Mendonça, na véspera da saída para o Rio de Janeiro, escreveu esta carta:

«Vê, minha Carlota, que eu choro. A aflição não me deixa outro desafogo. Quando receberes esta carta, separam-nos centenares de léguas. Eu parto amanhã para o Brasil, obrigado pela minha condição de servo agaloado. Deram-me o comando de um navio, e mandam-me cumprir serviços de que eu cobraria esperanças para grandes honras, se a minha glória única não fosses tu, esposa da minha alma. Quis dar a minha baixa, requeri, instei, negaram-ma, e impuseram-me as leis militares. Quis dizer-te um adeus por algum tempo; não me consentiram delongas, porque a corveta Amazona esperava-me quase aprestada para se fazer à vela.

«Mas eu não parto, Carlota. Contigo fico, anjo. O meu coração aí fica, aí está pulsando no teu. As lágrimas de saudade que choras, choram-nas também os meus olhos. Entre nós, nesta longa distância que nos separa, prende-nos a mesma cadeia de dores, de aflições, de terríveis pressentimentos. Quando te doer no coração o presságio da minha morte, senti-lo-ei também eu lá, e chamarei por ti no silêncio da minha alma, neste grito surdo da saudade, que é um despedaçar de todos os ligamentos da vida.

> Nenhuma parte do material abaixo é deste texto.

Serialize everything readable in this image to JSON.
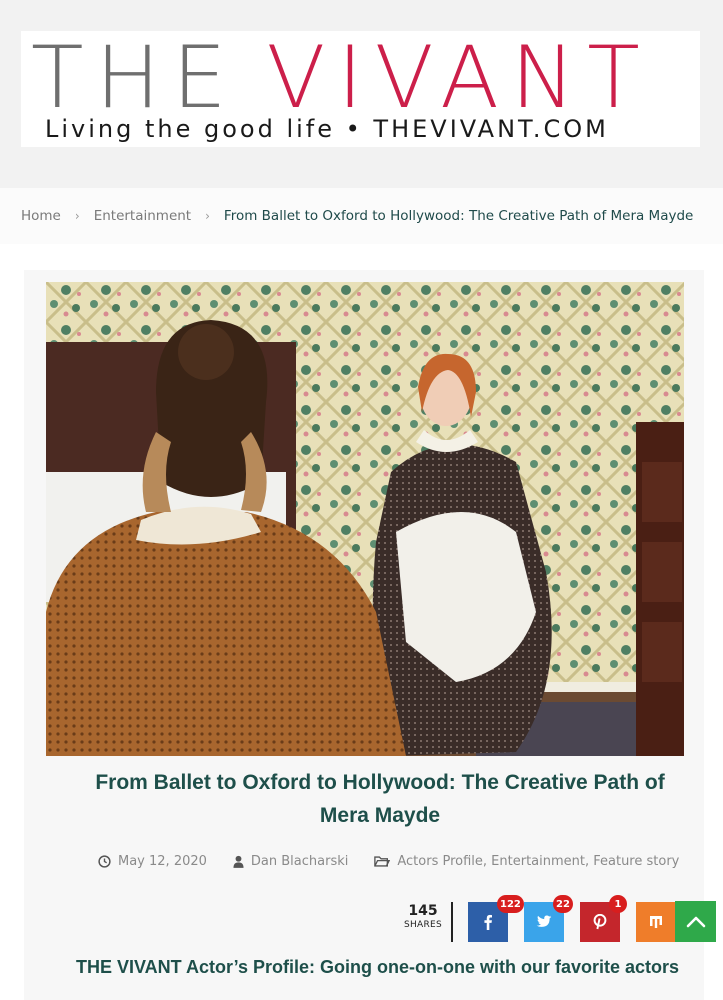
{
  "logo": {
    "the": "THE",
    "vivant": "VIVANT",
    "tagline": "Living the good life • THEVIVANT.COM"
  },
  "breadcrumb": {
    "home": "Home",
    "category": "Entertainment",
    "current": "From Ballet to Oxford to Hollywood: The Creative Path of Mera Mayde"
  },
  "article": {
    "title": "From Ballet to Oxford to Hollywood: The Creative Path of Mera Mayde",
    "date": "May 12, 2020",
    "author": "Dan Blacharski",
    "categories": "Actors Profile, Entertainment, Feature story",
    "subheading": "THE VIVANT Actor’s Profile: Going one-on-one with our favorite actors"
  },
  "share": {
    "total": "145",
    "label": "SHARES",
    "facebook_count": "122",
    "twitter_count": "22",
    "pinterest_count": "1"
  },
  "colors": {
    "brand": "#cc1f4a",
    "heading": "#1e4f4a",
    "facebook": "#2d5fa8",
    "twitter": "#3aa4ea",
    "pinterest": "#c4262c",
    "mix": "#ef7d2a",
    "to_top": "#2fa94a"
  },
  "icons": [
    "clock-icon",
    "user-icon",
    "folder-icon",
    "facebook-icon",
    "twitter-icon",
    "pinterest-icon",
    "mix-icon",
    "chevron-up-icon",
    "chevron-right-icon"
  ]
}
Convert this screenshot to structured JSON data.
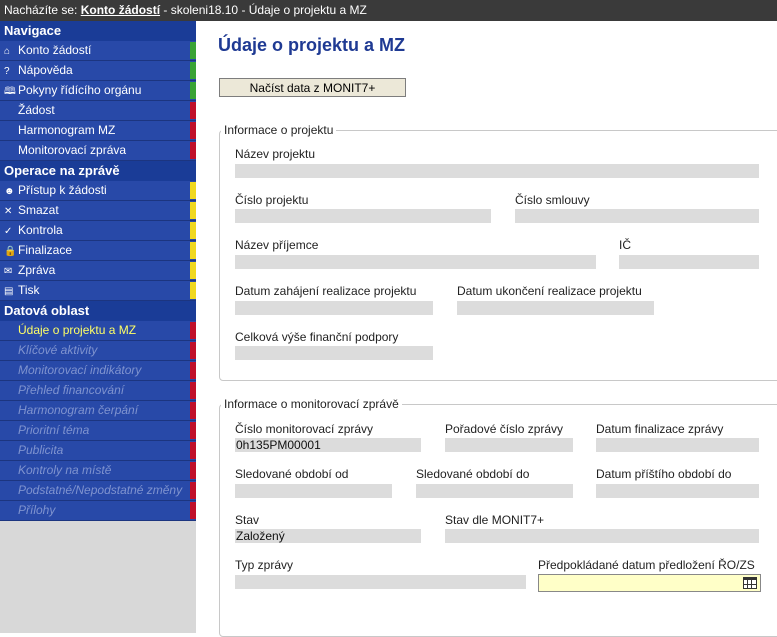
{
  "topbar": {
    "prefix": "Nacházíte se:",
    "crumb_link": "Konto žádostí",
    "rest": "- skoleni18.10 - Údaje o projektu a MZ"
  },
  "sidebar": {
    "sections": [
      {
        "title": "Navigace",
        "items": [
          {
            "label": "Konto žádostí",
            "icon": "home-icon",
            "glyph": "⌂",
            "marker": "#3aa335"
          },
          {
            "label": "Nápověda",
            "icon": "help-icon",
            "glyph": "?",
            "marker": "#3aa335"
          },
          {
            "label": "Pokyny řídícího orgánu",
            "icon": "book-icon",
            "glyph": "🕮",
            "marker": "#3aa335"
          },
          {
            "label": "Žádost",
            "icon": "",
            "glyph": "",
            "marker": "#c0102a"
          },
          {
            "label": "Harmonogram MZ",
            "icon": "",
            "glyph": "",
            "marker": "#c0102a"
          },
          {
            "label": "Monitorovací zpráva",
            "icon": "",
            "glyph": "",
            "marker": "#c0102a"
          }
        ]
      },
      {
        "title": "Operace na zprávě",
        "items": [
          {
            "label": "Přístup k žádosti",
            "icon": "user-icon",
            "glyph": "☻",
            "marker": "#f0d820"
          },
          {
            "label": "Smazat",
            "icon": "delete-icon",
            "glyph": "✕",
            "marker": "#f0d820"
          },
          {
            "label": "Kontrola",
            "icon": "check-icon",
            "glyph": "✓",
            "marker": "#f0d820"
          },
          {
            "label": "Finalizace",
            "icon": "lock-icon",
            "glyph": "🔒",
            "marker": "#f0d820"
          },
          {
            "label": "Zpráva",
            "icon": "mail-icon",
            "glyph": "✉",
            "marker": "#f0d820"
          },
          {
            "label": "Tisk",
            "icon": "print-icon",
            "glyph": "▤",
            "marker": "#f0d820"
          }
        ]
      },
      {
        "title": "Datová oblast",
        "items": [
          {
            "label": "Údaje o projektu a MZ",
            "icon": "",
            "glyph": "",
            "marker": "#c0102a",
            "state": "active"
          },
          {
            "label": "Klíčové aktivity",
            "icon": "",
            "glyph": "",
            "marker": "#c0102a",
            "state": "disabled"
          },
          {
            "label": "Monitorovací indikátory",
            "icon": "",
            "glyph": "",
            "marker": "#c0102a",
            "state": "disabled"
          },
          {
            "label": "Přehled financování",
            "icon": "",
            "glyph": "",
            "marker": "#c0102a",
            "state": "disabled"
          },
          {
            "label": "Harmonogram čerpání",
            "icon": "",
            "glyph": "",
            "marker": "#c0102a",
            "state": "disabled"
          },
          {
            "label": "Prioritní téma",
            "icon": "",
            "glyph": "",
            "marker": "#c0102a",
            "state": "disabled"
          },
          {
            "label": "Publicita",
            "icon": "",
            "glyph": "",
            "marker": "#c0102a",
            "state": "disabled"
          },
          {
            "label": "Kontroly na místě",
            "icon": "",
            "glyph": "",
            "marker": "#c0102a",
            "state": "disabled"
          },
          {
            "label": "Podstatné/Nepodstatné změny",
            "icon": "",
            "glyph": "",
            "marker": "#c0102a",
            "state": "disabled"
          },
          {
            "label": "Přílohy",
            "icon": "",
            "glyph": "",
            "marker": "#c0102a",
            "state": "disabled"
          }
        ]
      }
    ]
  },
  "main": {
    "title": "Údaje o projektu a MZ",
    "load_button": "Načíst data z MONIT7+",
    "project": {
      "legend": "Informace o projektu",
      "nazev_projektu_label": "Název projektu",
      "nazev_projektu_value": "",
      "cislo_projektu_label": "Číslo projektu",
      "cislo_projektu_value": "",
      "cislo_smlouvy_label": "Číslo smlouvy",
      "cislo_smlouvy_value": "",
      "nazev_prijemce_label": "Název příjemce",
      "nazev_prijemce_value": "",
      "ic_label": "IČ",
      "ic_value": "",
      "datum_zahajeni_label": "Datum zahájení realizace projektu",
      "datum_zahajeni_value": "",
      "datum_ukonceni_label": "Datum ukončení realizace projektu",
      "datum_ukonceni_value": "",
      "celkova_vyse_label": "Celková výše finanční podpory",
      "celkova_vyse_value": ""
    },
    "report": {
      "legend": "Informace o monitorovací zprávě",
      "cislo_mz_label": "Číslo monitorovací zprávy",
      "cislo_mz_value": "0h135PM00001",
      "poradove_cislo_label": "Pořadové číslo zprávy",
      "poradove_cislo_value": "",
      "datum_finalizace_label": "Datum finalizace zprávy",
      "datum_finalizace_value": "",
      "obdobi_od_label": "Sledované období od",
      "obdobi_od_value": "",
      "obdobi_do_label": "Sledované období do",
      "obdobi_do_value": "",
      "pristi_obdobi_label": "Datum příštího období do",
      "pristi_obdobi_value": "",
      "stav_label": "Stav",
      "stav_value": "Založený",
      "stav_monit_label": "Stav dle MONIT7+",
      "stav_monit_value": "",
      "typ_zpravy_label": "Typ zprávy",
      "typ_zpravy_value": "",
      "predpokladane_datum_label": "Předpokládané datum předložení ŘO/ZS",
      "predpokladane_datum_value": "",
      "calendar_icon": "calendar-icon"
    }
  }
}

«Por que choramos nós, Carlota? Invoquemos a razão desvairada pela angústia; supliquemos a essa filha de Deus, senão remédio, ao menos conforto às nossas dores. Deveremos nós chorar como choram amantes infelizes? Eu creio que não, minha cara esposa. Se hoje nos dissessem: «a vossa união há-de realizar-se passados seis meses, ou ainda um ano», teríamos justo motivo para nos rebelarmos contra o destino, contra a Providência que nos aproximou tão dignos um do outro?

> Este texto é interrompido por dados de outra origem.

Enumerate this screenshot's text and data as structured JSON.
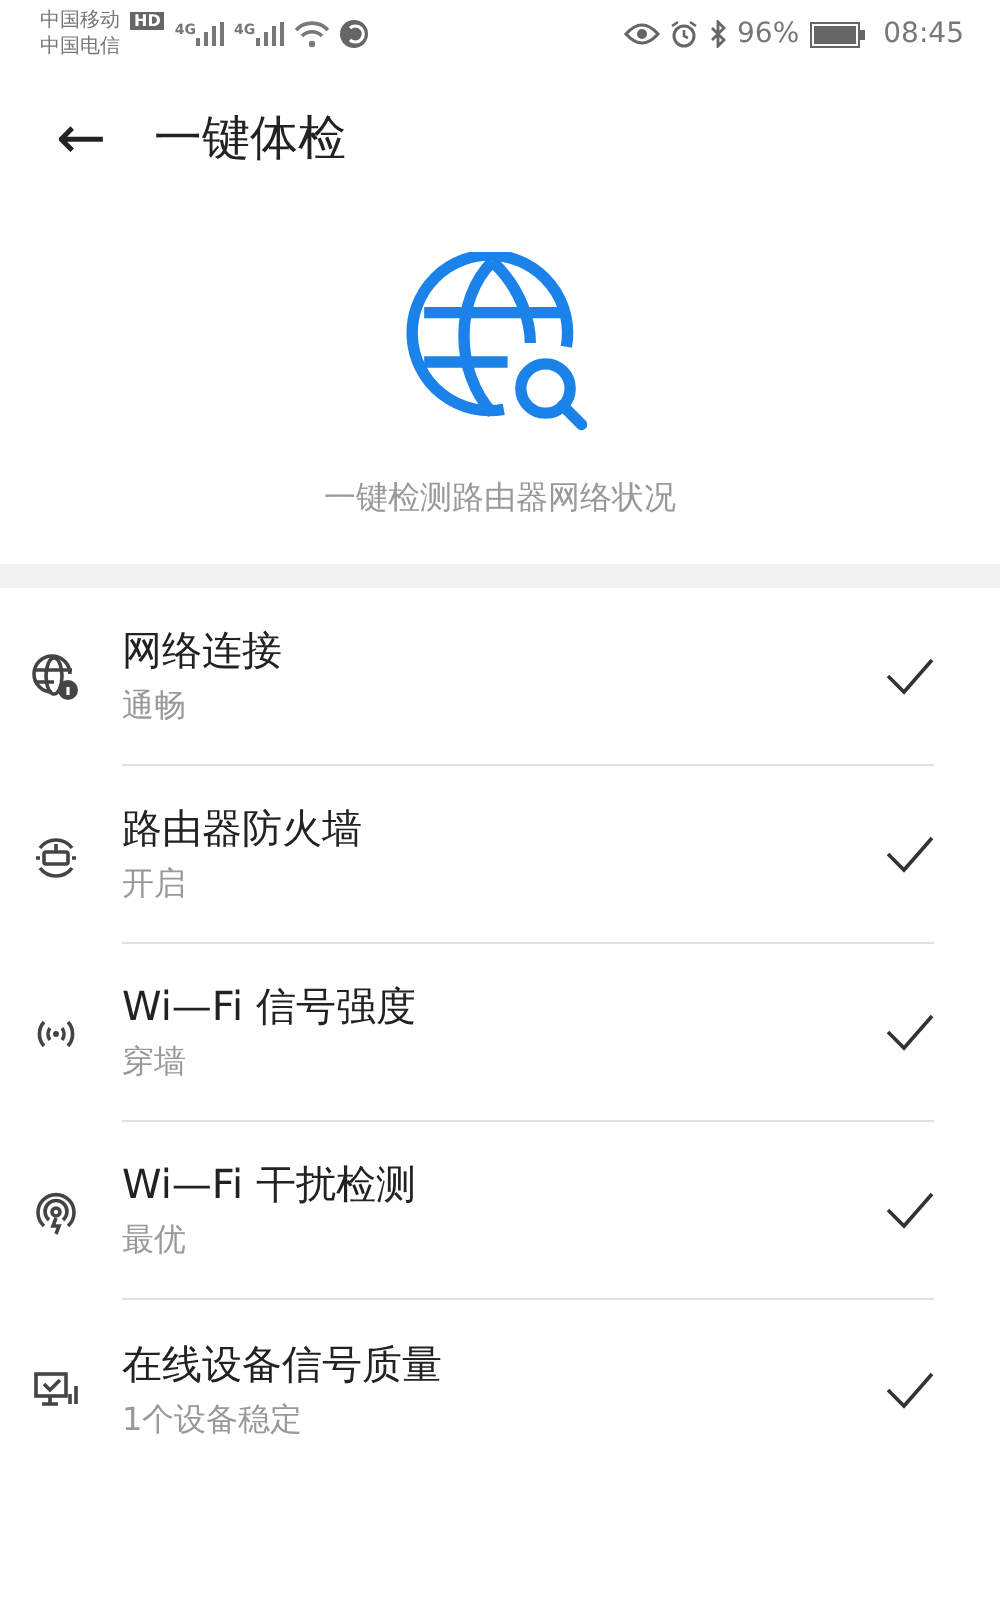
{
  "status_bar": {
    "carriers": [
      "中国移动",
      "中国电信"
    ],
    "hd_badge": "HD",
    "network_labels": [
      "4G",
      "4G"
    ],
    "battery_text": "96%",
    "time": "08:45"
  },
  "header": {
    "back": "←",
    "title": "一键体检"
  },
  "hero": {
    "subtitle": "一键检测路由器网络状况"
  },
  "checks": [
    {
      "kind": "globe",
      "title": "网络连接",
      "status": "通畅",
      "checked": true
    },
    {
      "kind": "router",
      "title": "路由器防火墙",
      "status": "开启",
      "checked": true
    },
    {
      "kind": "signal",
      "title": "Wi—Fi 信号强度",
      "status": "穿墙",
      "checked": true
    },
    {
      "kind": "interference",
      "title": "Wi—Fi 干扰检测",
      "status": "最优",
      "checked": true
    },
    {
      "kind": "device",
      "title": "在线设备信号质量",
      "status": "1个设备稳定",
      "checked": true
    }
  ]
}
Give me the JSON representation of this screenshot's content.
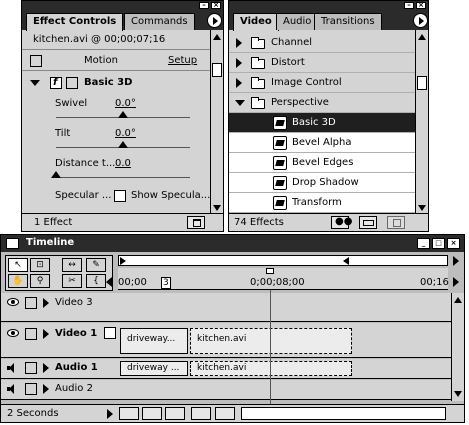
{
  "effect_controls": {
    "tabs": [
      "Effect Controls",
      "Commands"
    ],
    "clip_info": "kitchen.avi @ 00;00;07;16",
    "motion_label": "Motion",
    "setup_label": "Setup",
    "effect_name": "Basic 3D",
    "params": [
      {
        "label": "Swivel",
        "value": "0.0°",
        "level": 0.5
      },
      {
        "label": "Tilt",
        "value": "0.0°",
        "level": 0.5
      },
      {
        "label": "Distance t...",
        "value": "0.0",
        "level": 0.0
      }
    ],
    "specular_label": "Specular ...",
    "show_specular_label": "Show Specula...",
    "status": "1 Effect"
  },
  "effects_panel": {
    "tabs": [
      "Video",
      "Audio",
      "Transitions"
    ],
    "folders": [
      {
        "name": "Channel",
        "expanded": false
      },
      {
        "name": "Distort",
        "expanded": false
      },
      {
        "name": "Image Control",
        "expanded": false
      },
      {
        "name": "Perspective",
        "expanded": true
      }
    ],
    "effects": [
      "Basic 3D",
      "Bevel Alpha",
      "Bevel Edges",
      "Drop Shadow",
      "Transform"
    ],
    "selected_effect": "Basic 3D",
    "status": "74 Effects"
  },
  "timeline": {
    "title": "Timeline",
    "ruler": [
      "00;00",
      "0;00;08;00",
      "00;16"
    ],
    "tracks": [
      {
        "name": "Video 3",
        "kind": "video"
      },
      {
        "name": "Video 1",
        "kind": "video"
      },
      {
        "name": "Audio 1",
        "kind": "audio"
      },
      {
        "name": "Audio 2",
        "kind": "audio"
      }
    ],
    "clips": {
      "video1_a": "driveway...",
      "video1_b": "kitchen.avi",
      "audio1_a": "driveway ...",
      "audio1_b": "kitchen.avi"
    },
    "marker": "3",
    "zoom": "2 Seconds"
  }
}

«Não, Carlota, porque o nosso amor não está ameaçado de alguma sinistra casualidade que o aniquile ou arrefeça. As distâncias são impossíveis entre duas almas identificadas. Para ti no claustro, para mim na amplidão dos mares haverá sempre o mesmo santuário de fervente amor, a mesma acção de graças a Deus, que não quer o infortúnio dos que o confessam e chamam nas suas agonias. As nossas lágrimas há-de a esperança enxugá-las. A esperança nos acordará dos sonhos tristes. A saudade, que desalenta e cansa, irá ao futuro pedir sorrisos às risonhas imagens da nossa ventura de esposos. Oh! nós não temos razão para chorar uma separação de alguns meses, quando nos separamos tão confiados, como se acabássemos de receber a bênção no altar, como se, no derradeiro abraço, sentíssemos entre nossas faces o rosto de um filho.

«Que ridente imagem esta, ó Carlota! que estranho palpitar de coração eu sinto agora! que delícias nos aguardam para o dia imorredouro da nossa felicidade!

«Ânimo, minha adorada esposa! Eu careço de imaginar que tens coração para aceitar, sem fraqueza, esta dor. Preciso alentar-me da tua coragem, para que o auxílio da razão não esmoreça. Animei-te; mas as lágrimas não me deixam escrever, nem a ti te deixarão entender estas palavras.